Wiedzą oni, że „piekło jest to duchów do ziemi przybicie“, że „niewola sączy jad“, rozkładający dusze ludzkie straszliwie, że Wyzwolenie nie leży na tym brzegu, gdzie w walce tryumf biorą: kły, pięści, a pazury!
Więc gdy do Czynu Świętego staje syn słońca „prawdziwy“, stają z nim razem same „wielkie hasła“, „a zwierzęcego nic nie słychać krzyku“. Wówczas dopiero to, „co świat przezwał snem i marą“, on uczyni „jawnem“, a będzie to właściwym „początkiem nowego świata“, mimo, że dalszem tylko ogniwem tej wysokiej pracy, „której na imię było: „Walka o sprawiedliwość i światło“.
A kiedy naród taki do życia powstanie, to: „Inne narody“ wytężą uszy, odemkną gospody, I będą wieści z wiatrami chodziły, A każda będzie serca ludów pasła, Nieznajomemi świat poruszy siły, Na nieznajome jakieś wielkie hasła.
. | . | . | . | . | . | . | . | . | . | . | . | . | . | . | . | . | . | . | . |
. | . | . | . | . | . | . | . | . | . | . | . | . | . | . | . | . | . | . | . |
Po czterdziestoletniej służbie ofiarnej „w czci i wierności dla idei słońca“, z bijącem sercem pogląda Orzeszkowa w stronę tych świateł, których pierwsze, a jaskrawe promienie wdzierać się poczynają do wnętrza ciemnego boru, kędy przeżywała ona noc długą: „grobowych ciszy, bezbrzeżnych pustek i przenikliwych chłodów“ pełną, „w miejscu, gdzie była ona najgłuchszą“.

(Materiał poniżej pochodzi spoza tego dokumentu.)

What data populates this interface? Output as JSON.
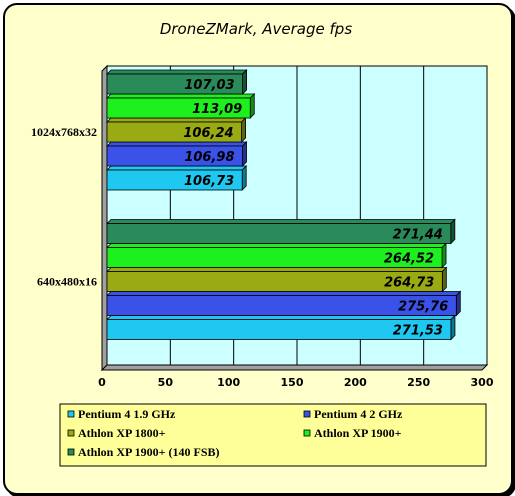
{
  "chart_data": {
    "type": "bar",
    "orientation": "horizontal",
    "title": "DroneZMark, Average fps",
    "categories": [
      "1024x768x32",
      "640x480x16"
    ],
    "series": [
      {
        "name": "Pentium 4 1.9 GHz",
        "color": "#1ec8f0",
        "values": [
          106.73,
          271.53
        ]
      },
      {
        "name": "Pentium 4 2 GHz",
        "color": "#3a52e8",
        "values": [
          106.98,
          275.76
        ]
      },
      {
        "name": "Athlon XP 1800+",
        "color": "#9aaa12",
        "values": [
          106.24,
          264.73
        ]
      },
      {
        "name": "Athlon XP 1900+",
        "color": "#1ef01e",
        "values": [
          113.09,
          264.52
        ]
      },
      {
        "name": "Athlon XP 1900+ (140 FSB)",
        "color": "#2a8a5a",
        "values": [
          107.03,
          271.44
        ]
      }
    ],
    "value_labels": [
      [
        "106,73",
        "106,98",
        "106,24",
        "113,09",
        "107,03"
      ],
      [
        "271,53",
        "275,76",
        "264,73",
        "264,52",
        "271,44"
      ]
    ],
    "xticks": [
      0,
      50,
      100,
      150,
      200,
      250,
      300
    ],
    "xlim": [
      0,
      300
    ],
    "grid": true,
    "plot_background": "#ccffff",
    "legend_position": "bottom"
  }
}
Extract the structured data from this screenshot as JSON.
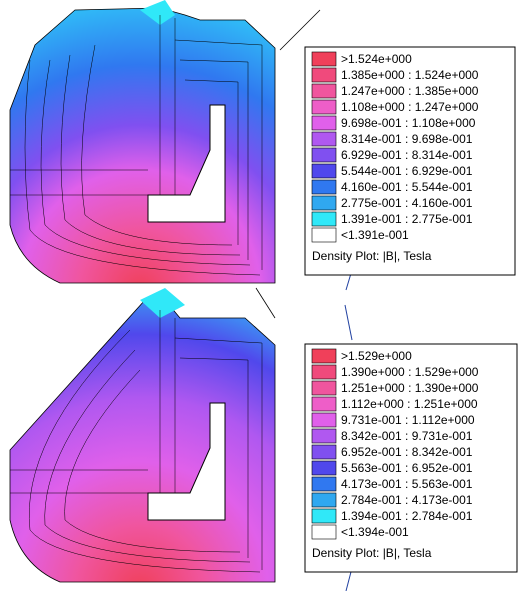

Co zwiastują te zorze? Światło-li to nowo wschodzących słońc, czy tylko... łuny pożarne? — Na widnokręgu jasność coraz krwawsza, a głuchą ciszę puszczy napełnia już zgiełkliwa wrzawa skłóconych głosów ludzkich, płynących tu z odmętów jakiegoś chaosu, w którym rozeznać trudno muzykę surm zwycięzkich, tłumi je bowiem jęk, z piersi ludzkich idący, a drga w nim ból, „dookoła jak morze...“
Pochód-li to Cywilizacyi? Żaliż to słońce postępu ku lepszemu wśród łun takich wschodzi?
Ze skupieniem najwyższej uwagi, a trwożnem drżeniem serca, śledzi teraz Eliza Orzeszkowa każdy ruch, gest niemal każdy tej, która w pochodzie dziejów do słońc cywilizacyi ma przybliżyć ten wielki moment „w którym ludzkość stanie się olbrzymem Dobra“.
Oto liczne hufce niewieście powstają do czynu, ławą zajmują placówki, kędy ich potąd nie było; war chwili budzi duszę niewolnic z uśpienia, wstają do życia, do światła, o prawa swe wołają.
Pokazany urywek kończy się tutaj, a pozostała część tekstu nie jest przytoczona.